Cogió el cáliz de vino, descartando la comida. Por más que comiera, aún seguiría hambriento y los calambres seguirían encogiéndole el estómago. Como siempre sucedía cuando su hermano pasaba hambre.
—¿Estigio? ¿Me estás escuchando?
Parpadeó y enfrentó la gélida mirada de su padre.
—¿Sí, padre?
Ryssa torció el gesto.
—No ha escuchado una sola palabra, padre. Hace oídos sordos a nuestras palabras, como siempre.
—Te he preguntado que qué te parece que vistamos a tu hermana de amarillo y oro para ofrecérsela a Apolo.
—Claro. —El cáliz se le cayó de la mano.
—¿Estigio?
Aunque escuchó a su padre, fue incapaz de responderle. Se le doblaron las rodillas y acabó golpeándose contra el suelo.
Su padre y los sacerdotes corrieron para ayudarlo. Aunque le hablaban, no los entendía ni tampoco podía responderles. Estaba tan débil que ni siquiera podía mover una mano.
Su padre se quedó lívido mientras lo levantaba en brazos y lo llevaba hasta su cama. Por un instante, Estigio imaginó que su padre lo quería. Pero sabía que no era cierto. Nadie podía hacer las cosas que su padre había hecho si se preocupara por su hijo. Era imposible.
El cabrón ni siquiera lo llamaba «hijo», a menos que estuviera hablando delante de otra persona. El rey jamás había usado un término cariñoso para referirse a él. A diferencia de lo que hacía con Ryssa, su precioso tesoro.
Estigio parpadeó despacio mientras los amargos recuerdos se agolpaban en su cabeza.
Ryssa se acercó a su cama, se sentó y lo tomó de la mano. Salvo para abofetearlo, nunca se había dignado tocarlo.
Jamás.
«Definitivamente, me estoy muriendo», pensó.
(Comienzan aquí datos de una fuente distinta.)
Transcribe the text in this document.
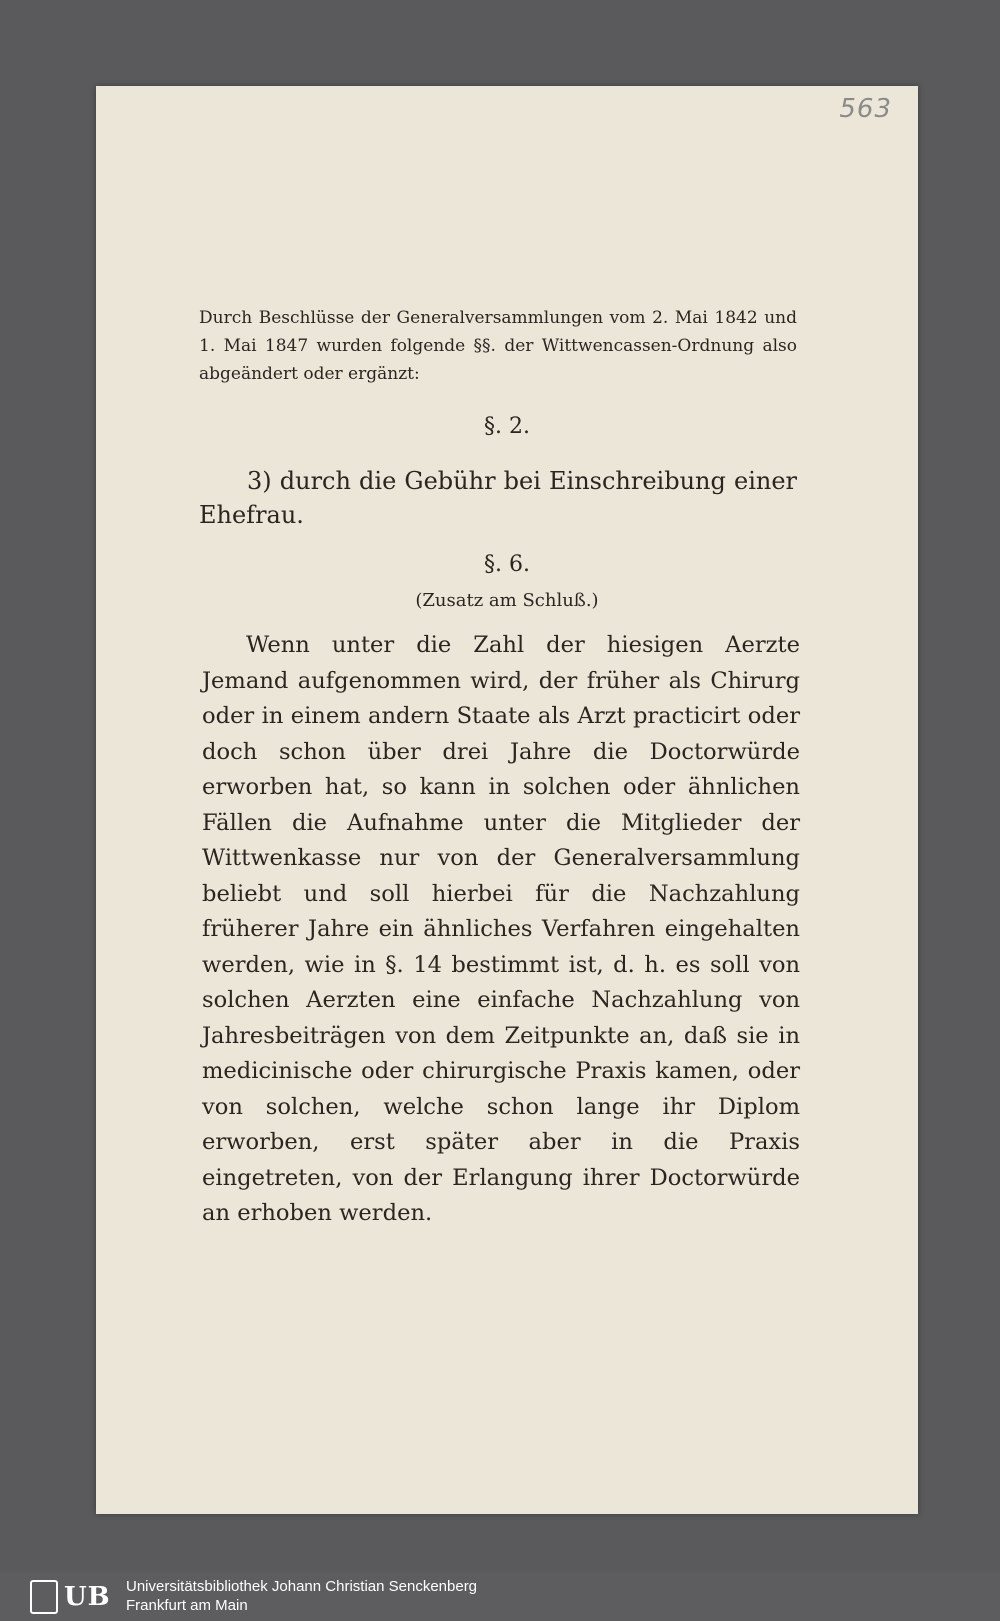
563
Durch Beschlüsse der Generalversammlungen vom 2. Mai 1842 und 1. Mai 1847 wurden folgende §§. der Wittwencassen-Ordnung also abgeändert oder ergänzt:
§. 2.
3) durch die Gebühr bei Einschreibung einer Ehefrau.
§. 6.
(Zusatz am Schluß.)
Wenn unter die Zahl der hiesigen Aerzte Jemand aufgenommen wird, der früher als Chirurg oder in einem andern Staate als Arzt practicirt oder doch schon über drei Jahre die Doctorwürde erworben hat, so kann in solchen oder ähnlichen Fällen die Aufnahme unter die Mitglieder der Wittwenkasse nur von der Generalversammlung beliebt und soll hierbei für die Nachzahlung früherer Jahre ein ähnliches Verfahren eingehalten werden, wie in §. 14 bestimmt ist, d. h. es soll von solchen Aerzten eine einfache Nachzahlung von Jahresbeiträgen von dem Zeitpunkte an, daß sie in medicinische oder chirurgische Praxis kamen, oder von solchen, welche schon lange ihr Diplom erworben, erst später aber in die Praxis eingetreten, von der Erlangung ihrer Doctorwürde an erhoben werden.
UB Universitätsbibliothek Johann Christian Senckenberg
Frankfurt am Main
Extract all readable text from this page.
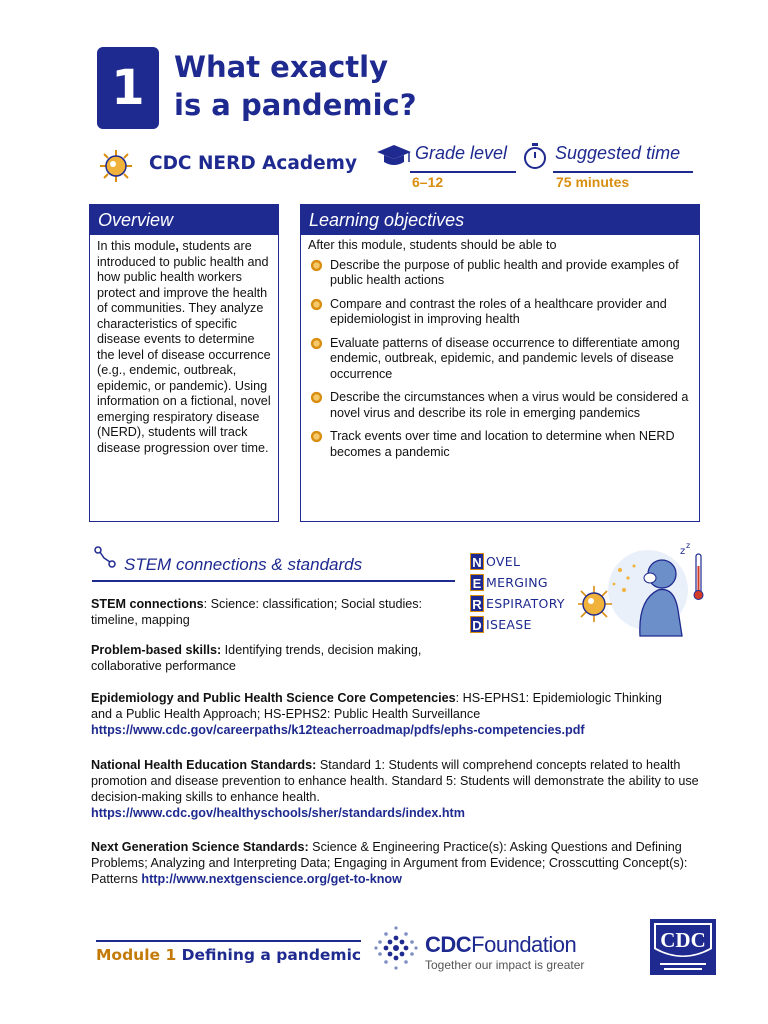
1 What exactly
is a pandemic?
CDC NERD Academy	Grade level
6–12
Suggested time
75 minutes
Overview
In this module, students are introduced to public health and how public health workers protect and improve the health of communities. They analyze characteristics of specific disease events to determine the level of disease occurrence (e.g., endemic, outbreak, epidemic, or pandemic). Using information on a fictional, novel emerging respiratory disease (NERD), students will track disease progression over time.
Learning objectives
After this module, students should be able to
Describe the purpose of public health and provide examples of public health actions
Compare and contrast the roles of a healthcare provider and epidemiologist in improving health
Evaluate patterns of disease occurrence to differentiate among endemic, outbreak, epidemic, and pandemic levels of disease occurrence
Describe the circumstances when a virus would be considered a novel virus and describe its role in emerging pandemics
Track events over time and location to determine when NERD becomes a pandemic
STEM connections & standards	N OVEL
E MERGING
R ESPIRATORY
D ISEASE
z
z
STEM connections: Science: classification; Social studies: timeline, mapping
Problem-based skills: Identifying trends, decision making, collaborative performance
Epidemiology and Public Health Science Core Competencies: HS-EPHS1: Epidemiologic Thinking and a Public Health Approach; HS-EPHS2: Public Health Surveillance
https://www.cdc.gov/careerpaths/k12teacherroadmap/pdfs/ephs-competencies.pdf
National Health Education Standards: Standard 1: Students will comprehend concepts related to health promotion and disease prevention to enhance health. Standard 5: Students will demonstrate the ability to use decision-making skills to enhance health.
https://www.cdc.gov/healthyschools/sher/standards/index.htm
Next Generation Science Standards: Science & Engineering Practice(s): Asking Questions and Defining Problems; Analyzing and Interpreting Data; Engaging in Argument from Evidence; Crosscutting Concept(s): Patterns http://www.nextgenscience.org/get-to-know
Module 1 Defining a pandemic	CDCFoundation
Together our impact is greater
CDC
Pensamientos y voces se mezclaron en su cabeza, pero los desterró para poder concentrarse en la imagen de Bethany cuando el día anterior le entregó el collar de oro que le había comprado. Su sonrisa fue como el sol que iluminaba el mundo después de un día de lluvia.
Más tarde, mientras cantaba con su dulce y preciosa voz y tocaba el tambor, bailó para él al son de los cascabeles que tintineaban cada vez que movía las caderas y los brazos. No había nada más hermoso sobre la faz de la tierra.
Cómo desearía estar entre sus brazos en ese momento, escuchándola tararear con su dulce voz. Pero jamás vería de nuevo su cara. Jamás volvería a sentir sus delicadas caricias sobre la piel.
Angustiado al saber que la había perdido para siempre, cerró los ojos y se entregó a los dioses a los que tanto odiaba.